Suspiria (Guadagnino, 2018)

Probably at the end of the year the movie that will hold the most drastically different places on my ranked lists of Favorites and Bests will be Suspiria (2018), during which I mostly wanted to die, but which I think is probably a good or at least very notable movie in terms of concept/vision/execution/sheer audacity. Hard to say for sure though as I was cowering behind my fingers for 25-30% of it!!!! I knew, I knew as soon as I read the shocked reactions to that clip they showed critics back in April that I was going to spend this swamped with nauseous adrenaline, but still had the idiocy to skip dinner to instead spend 150 minutes locked in horror and agony, then limp home to get maybe five hours of sick shivery sleep, which is the story of how Luca Guadagnino’s Suspiria wrecked my health for like 24 hours. A powerful film experience! Thanks I hated it!

So I’m very surprised to find myself wanting to fight people for dissing this movie in the wrong way. I’m not even dissing it myself, I’m just saying that I, personally, should have learned my lesson from Black Swan and noped out of the gruesome supernatural dance horror, because I respect but cannot fucking handle that shit. And so far I haven’t seen any critics with a bone to pick over how many bones…break, break so appallingly horribly and screamingly as dancers are cracked and twisted into demented drooling knots. Which is right, they are right to not fault it for that because that’s what this movie is, it’s gore—you don’t fault comedies for being funny you don’t fault gore for being harrowing. No, what critiques I’ve seen have been for artistic reasons, and that’s the place where I go from Suspiria victim to Suspiria stan, because while I did not at all want to go where this movie was going to take me (gore town), the thing I did like very much was the road it took to get there.

Mostly what I mean is that some critics are calling this movie a plodding, self-serious, pretentious art film, and that is wildly off to me if pretentious still means what I think it does, which is, yeah, plodding and self-serious—eye rollingly aloof while also vaguely neurotic and labored because the movie is trying too hard to be something.
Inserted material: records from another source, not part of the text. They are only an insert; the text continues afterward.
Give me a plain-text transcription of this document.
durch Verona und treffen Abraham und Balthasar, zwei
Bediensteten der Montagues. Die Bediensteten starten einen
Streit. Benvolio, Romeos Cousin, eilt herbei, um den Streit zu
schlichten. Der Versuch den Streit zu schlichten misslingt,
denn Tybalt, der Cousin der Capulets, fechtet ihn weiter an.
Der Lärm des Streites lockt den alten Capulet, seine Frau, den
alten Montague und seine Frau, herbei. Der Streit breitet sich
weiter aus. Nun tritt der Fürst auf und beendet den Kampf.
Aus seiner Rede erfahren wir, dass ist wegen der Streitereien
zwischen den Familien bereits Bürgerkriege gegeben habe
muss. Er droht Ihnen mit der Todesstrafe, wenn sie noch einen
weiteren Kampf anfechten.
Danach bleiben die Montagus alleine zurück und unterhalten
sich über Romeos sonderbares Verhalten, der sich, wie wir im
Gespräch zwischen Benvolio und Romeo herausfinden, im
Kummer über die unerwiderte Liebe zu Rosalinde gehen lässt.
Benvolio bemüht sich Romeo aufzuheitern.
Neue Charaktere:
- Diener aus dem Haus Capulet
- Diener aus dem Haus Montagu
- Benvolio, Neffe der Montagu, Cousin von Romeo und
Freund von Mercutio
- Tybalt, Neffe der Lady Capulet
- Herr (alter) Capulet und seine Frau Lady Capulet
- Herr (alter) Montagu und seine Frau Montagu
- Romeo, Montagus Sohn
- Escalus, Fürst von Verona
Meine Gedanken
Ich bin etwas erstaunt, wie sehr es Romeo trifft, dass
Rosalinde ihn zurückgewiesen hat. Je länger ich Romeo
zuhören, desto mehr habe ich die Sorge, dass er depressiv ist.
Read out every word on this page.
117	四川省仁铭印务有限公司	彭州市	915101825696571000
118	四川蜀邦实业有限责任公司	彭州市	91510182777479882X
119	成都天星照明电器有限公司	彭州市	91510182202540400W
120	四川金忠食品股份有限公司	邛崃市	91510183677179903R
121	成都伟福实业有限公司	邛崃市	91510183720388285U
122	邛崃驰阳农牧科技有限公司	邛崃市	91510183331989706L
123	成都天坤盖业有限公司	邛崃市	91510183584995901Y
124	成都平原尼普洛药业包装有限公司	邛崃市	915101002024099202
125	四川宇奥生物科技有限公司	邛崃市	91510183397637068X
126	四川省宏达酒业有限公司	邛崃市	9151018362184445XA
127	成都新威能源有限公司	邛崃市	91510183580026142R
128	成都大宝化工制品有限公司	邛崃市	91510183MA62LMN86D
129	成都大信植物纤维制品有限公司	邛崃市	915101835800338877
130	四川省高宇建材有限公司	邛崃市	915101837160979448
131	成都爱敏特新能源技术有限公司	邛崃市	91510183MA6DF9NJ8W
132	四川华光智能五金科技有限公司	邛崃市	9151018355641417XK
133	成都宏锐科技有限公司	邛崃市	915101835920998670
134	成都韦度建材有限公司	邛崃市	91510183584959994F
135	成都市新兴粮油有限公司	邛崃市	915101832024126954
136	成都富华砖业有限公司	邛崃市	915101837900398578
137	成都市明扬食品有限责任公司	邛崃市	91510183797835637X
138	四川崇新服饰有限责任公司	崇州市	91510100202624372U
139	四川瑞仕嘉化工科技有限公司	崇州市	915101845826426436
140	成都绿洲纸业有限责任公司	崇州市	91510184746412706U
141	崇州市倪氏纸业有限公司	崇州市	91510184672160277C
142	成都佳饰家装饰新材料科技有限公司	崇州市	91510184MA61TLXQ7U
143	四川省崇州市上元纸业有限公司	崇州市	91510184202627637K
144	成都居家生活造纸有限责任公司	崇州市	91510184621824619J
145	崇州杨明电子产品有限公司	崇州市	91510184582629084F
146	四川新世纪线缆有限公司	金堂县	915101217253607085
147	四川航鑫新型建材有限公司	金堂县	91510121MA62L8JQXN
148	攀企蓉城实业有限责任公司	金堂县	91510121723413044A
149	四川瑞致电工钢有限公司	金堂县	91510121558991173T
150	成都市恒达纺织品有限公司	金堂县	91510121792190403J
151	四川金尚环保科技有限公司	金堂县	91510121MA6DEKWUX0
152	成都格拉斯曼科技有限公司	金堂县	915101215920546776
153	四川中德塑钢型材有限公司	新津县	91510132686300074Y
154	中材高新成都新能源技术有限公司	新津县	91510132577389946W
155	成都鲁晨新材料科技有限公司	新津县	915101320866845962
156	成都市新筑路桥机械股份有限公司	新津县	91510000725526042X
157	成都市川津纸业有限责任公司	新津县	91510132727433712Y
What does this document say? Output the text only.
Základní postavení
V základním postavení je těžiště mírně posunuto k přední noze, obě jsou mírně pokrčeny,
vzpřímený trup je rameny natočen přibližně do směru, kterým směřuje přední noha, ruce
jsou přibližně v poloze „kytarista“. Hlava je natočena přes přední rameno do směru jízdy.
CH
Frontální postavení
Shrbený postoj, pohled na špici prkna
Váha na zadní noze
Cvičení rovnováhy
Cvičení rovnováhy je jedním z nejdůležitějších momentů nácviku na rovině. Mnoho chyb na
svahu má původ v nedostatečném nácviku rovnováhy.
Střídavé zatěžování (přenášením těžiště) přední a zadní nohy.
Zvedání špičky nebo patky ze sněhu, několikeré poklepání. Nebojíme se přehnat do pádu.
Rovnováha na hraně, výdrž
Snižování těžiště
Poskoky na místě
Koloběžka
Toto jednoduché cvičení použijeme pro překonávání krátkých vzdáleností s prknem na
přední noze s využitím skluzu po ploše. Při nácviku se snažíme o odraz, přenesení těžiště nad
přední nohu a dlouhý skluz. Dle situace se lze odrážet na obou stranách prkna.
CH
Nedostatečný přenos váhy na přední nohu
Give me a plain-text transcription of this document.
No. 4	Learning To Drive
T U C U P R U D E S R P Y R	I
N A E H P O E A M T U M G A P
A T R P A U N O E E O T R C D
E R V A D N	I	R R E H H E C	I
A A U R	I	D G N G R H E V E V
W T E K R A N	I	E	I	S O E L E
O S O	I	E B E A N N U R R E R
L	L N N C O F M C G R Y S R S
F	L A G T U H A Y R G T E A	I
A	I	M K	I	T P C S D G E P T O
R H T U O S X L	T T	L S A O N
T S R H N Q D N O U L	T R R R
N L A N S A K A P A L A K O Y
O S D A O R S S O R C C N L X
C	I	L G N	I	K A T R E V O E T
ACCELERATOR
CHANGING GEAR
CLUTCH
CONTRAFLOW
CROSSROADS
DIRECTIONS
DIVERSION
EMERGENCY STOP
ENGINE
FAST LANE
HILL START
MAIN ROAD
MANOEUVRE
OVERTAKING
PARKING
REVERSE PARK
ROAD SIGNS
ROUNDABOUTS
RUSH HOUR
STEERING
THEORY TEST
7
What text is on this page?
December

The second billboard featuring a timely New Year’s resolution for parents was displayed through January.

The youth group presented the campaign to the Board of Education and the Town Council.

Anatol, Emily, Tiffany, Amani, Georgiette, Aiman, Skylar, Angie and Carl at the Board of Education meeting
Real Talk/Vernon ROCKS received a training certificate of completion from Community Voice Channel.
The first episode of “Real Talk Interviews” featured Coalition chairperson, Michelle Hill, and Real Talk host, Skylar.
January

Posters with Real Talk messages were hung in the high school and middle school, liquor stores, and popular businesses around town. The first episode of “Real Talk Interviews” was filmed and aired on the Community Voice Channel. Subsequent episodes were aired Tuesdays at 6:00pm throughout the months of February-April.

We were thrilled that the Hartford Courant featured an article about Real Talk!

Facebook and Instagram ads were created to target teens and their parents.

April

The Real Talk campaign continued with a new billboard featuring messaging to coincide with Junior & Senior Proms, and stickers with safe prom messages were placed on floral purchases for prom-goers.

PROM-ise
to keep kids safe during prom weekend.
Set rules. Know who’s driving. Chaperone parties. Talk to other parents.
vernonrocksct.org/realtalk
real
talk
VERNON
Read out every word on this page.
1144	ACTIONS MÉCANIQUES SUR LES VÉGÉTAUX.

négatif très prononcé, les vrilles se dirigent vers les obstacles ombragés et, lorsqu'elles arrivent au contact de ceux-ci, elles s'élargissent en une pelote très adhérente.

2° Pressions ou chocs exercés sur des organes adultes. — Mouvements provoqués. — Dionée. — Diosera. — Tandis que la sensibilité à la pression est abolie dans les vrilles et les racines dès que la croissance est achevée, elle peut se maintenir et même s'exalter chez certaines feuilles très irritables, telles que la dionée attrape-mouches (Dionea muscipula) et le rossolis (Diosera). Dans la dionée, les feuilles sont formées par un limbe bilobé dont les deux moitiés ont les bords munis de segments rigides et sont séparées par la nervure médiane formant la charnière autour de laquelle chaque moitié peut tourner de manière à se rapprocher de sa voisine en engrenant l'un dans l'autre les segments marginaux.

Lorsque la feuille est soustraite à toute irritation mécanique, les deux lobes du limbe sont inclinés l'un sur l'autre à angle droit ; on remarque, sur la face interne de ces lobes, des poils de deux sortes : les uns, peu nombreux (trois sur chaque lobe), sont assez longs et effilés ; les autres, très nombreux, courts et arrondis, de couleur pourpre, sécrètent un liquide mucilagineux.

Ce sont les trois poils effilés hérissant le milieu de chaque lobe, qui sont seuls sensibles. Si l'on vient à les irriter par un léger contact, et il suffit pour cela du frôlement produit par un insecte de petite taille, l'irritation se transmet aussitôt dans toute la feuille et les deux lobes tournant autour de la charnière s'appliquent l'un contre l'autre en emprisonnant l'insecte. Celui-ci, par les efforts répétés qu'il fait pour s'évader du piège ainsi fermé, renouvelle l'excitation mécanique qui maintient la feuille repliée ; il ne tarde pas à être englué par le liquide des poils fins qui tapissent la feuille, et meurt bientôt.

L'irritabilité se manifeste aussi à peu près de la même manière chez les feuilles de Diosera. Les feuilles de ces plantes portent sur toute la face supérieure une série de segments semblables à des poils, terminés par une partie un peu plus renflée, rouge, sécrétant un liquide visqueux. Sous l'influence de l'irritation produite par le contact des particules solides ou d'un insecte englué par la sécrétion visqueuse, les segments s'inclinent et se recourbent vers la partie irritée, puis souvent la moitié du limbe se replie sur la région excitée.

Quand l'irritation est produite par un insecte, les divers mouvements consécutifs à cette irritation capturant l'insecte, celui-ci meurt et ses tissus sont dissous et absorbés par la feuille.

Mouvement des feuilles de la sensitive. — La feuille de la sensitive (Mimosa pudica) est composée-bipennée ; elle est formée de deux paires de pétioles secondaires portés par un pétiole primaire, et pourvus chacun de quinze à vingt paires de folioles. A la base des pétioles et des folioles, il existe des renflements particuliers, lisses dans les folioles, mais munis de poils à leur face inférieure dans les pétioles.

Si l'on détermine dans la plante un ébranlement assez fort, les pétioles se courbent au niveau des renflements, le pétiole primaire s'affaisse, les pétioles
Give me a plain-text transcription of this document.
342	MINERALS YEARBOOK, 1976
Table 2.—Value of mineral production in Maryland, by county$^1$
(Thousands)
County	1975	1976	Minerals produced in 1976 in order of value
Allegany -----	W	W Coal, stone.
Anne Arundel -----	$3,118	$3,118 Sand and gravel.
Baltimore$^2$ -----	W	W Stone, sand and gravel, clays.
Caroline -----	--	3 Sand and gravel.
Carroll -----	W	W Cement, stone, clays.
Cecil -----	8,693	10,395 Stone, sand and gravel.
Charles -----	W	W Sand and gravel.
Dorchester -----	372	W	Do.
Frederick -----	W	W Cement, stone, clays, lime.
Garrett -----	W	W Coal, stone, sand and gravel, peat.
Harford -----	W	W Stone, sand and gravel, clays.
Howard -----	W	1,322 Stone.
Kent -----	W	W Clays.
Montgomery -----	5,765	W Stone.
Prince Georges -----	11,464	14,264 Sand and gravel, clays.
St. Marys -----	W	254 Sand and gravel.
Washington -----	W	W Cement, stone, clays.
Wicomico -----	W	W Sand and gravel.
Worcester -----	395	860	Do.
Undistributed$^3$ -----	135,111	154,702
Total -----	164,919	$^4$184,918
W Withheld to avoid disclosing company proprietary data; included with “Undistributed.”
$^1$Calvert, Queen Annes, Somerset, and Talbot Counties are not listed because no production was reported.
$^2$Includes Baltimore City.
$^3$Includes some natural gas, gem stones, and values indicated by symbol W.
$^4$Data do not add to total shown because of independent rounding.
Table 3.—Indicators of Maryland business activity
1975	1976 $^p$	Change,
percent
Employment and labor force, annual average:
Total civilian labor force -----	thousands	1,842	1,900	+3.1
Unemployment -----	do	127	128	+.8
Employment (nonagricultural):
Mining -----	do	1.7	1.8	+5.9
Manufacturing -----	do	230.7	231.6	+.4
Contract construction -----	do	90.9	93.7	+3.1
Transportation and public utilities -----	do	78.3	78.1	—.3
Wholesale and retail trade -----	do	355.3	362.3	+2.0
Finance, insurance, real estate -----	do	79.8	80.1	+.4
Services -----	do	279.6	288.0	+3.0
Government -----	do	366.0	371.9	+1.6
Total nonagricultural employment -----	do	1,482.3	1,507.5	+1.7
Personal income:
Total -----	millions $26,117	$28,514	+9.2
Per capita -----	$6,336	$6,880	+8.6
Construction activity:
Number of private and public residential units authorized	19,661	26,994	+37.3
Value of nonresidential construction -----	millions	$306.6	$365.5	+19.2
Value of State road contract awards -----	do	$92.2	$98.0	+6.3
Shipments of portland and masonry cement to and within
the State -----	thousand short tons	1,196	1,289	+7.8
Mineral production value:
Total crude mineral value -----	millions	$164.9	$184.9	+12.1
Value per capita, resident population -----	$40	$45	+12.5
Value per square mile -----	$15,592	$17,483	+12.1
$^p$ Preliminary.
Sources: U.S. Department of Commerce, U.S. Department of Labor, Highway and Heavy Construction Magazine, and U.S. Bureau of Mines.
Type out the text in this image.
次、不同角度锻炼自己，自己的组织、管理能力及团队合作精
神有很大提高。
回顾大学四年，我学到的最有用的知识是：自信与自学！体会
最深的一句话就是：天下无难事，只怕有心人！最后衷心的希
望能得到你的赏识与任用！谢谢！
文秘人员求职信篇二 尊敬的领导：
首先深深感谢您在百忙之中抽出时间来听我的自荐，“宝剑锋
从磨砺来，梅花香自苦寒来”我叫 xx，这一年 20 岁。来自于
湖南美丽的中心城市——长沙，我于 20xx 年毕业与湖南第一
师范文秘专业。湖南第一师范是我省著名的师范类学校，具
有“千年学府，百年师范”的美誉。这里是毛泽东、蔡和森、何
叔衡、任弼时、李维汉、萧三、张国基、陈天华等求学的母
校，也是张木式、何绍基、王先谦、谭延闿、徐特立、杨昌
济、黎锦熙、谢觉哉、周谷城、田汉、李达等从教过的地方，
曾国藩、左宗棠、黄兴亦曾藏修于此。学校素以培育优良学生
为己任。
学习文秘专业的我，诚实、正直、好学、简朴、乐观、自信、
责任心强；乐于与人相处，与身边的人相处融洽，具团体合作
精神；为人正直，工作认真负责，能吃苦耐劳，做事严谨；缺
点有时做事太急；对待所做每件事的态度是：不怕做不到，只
But even though I watched this wracked with dread, I still thought it seemed so relaxed in itself? Suspiria may stress me out, but it’s not stressed about its own identity. It’s really just having a good time being arty and ghastly during the German Autumn. There is a scene in this where Tilda Swinton wears an elaborate heavy silk caftan with iron grey hair spilling down to the middle of her back while she sits eating chicken wings and talking to Dakota Johnson about growing up in a Mennonite community in Ohio, like that is what I mean. It’s not like there are deliberately written jokes, maybe just a couple, but this movie is consistently funny in that way that’s only because you can tell the cast and crew were enjoying themselves. Suspiria sincerely enjoys the booms of the Baader-Meinhof Group terrorizing the streets of 1977 Berlin while Chloë Grace Moretz with a big overcoat and unhinged eyes informs her elderly psychologist (also played by Tilda Swinton, because enjoyment) that the witches that run the modern dance academy “will hollow me out and eat my cunt on a plate.” Hah oh my god what? you ask yourself with a soft startled huff, and the movie just laughs in return and asks if you’d like to see a cold, blocky marble foyer from above while rain pours down outside.

Which brings me to the other critique I rebuff: people calling the look and palette dull, instead of the best ’70s beiges since Tinker Tailor Soldier Spy. The aesthetics of this movie are certainly not Argento’s insane neons, but oh man this is gorgeous post-war European bleakness. Old Bauhaus modernism and dilapidated art deco, all scummy taupes and mauves and lichen greens in watery light. Thom Yorke mourning in the background over piano, every article of clothing an absolute look and a half, maybe a quarter of the dialogue or more in German or sometimes French. I mean, in so many basic ways Suspiria is a thousand yard stare over a howling abyss away from last year’s Luca offering Call Me By Your Name, but at the same time, a surprising amount of evidence that this is the same filmmaker…mood-forward, clothes-forward, polyglottal, alt multi-instrumentalist on the score….

Anyway I definitely prefer one of them in my head and not the other, please Gott take it away, my evenings are still troubled.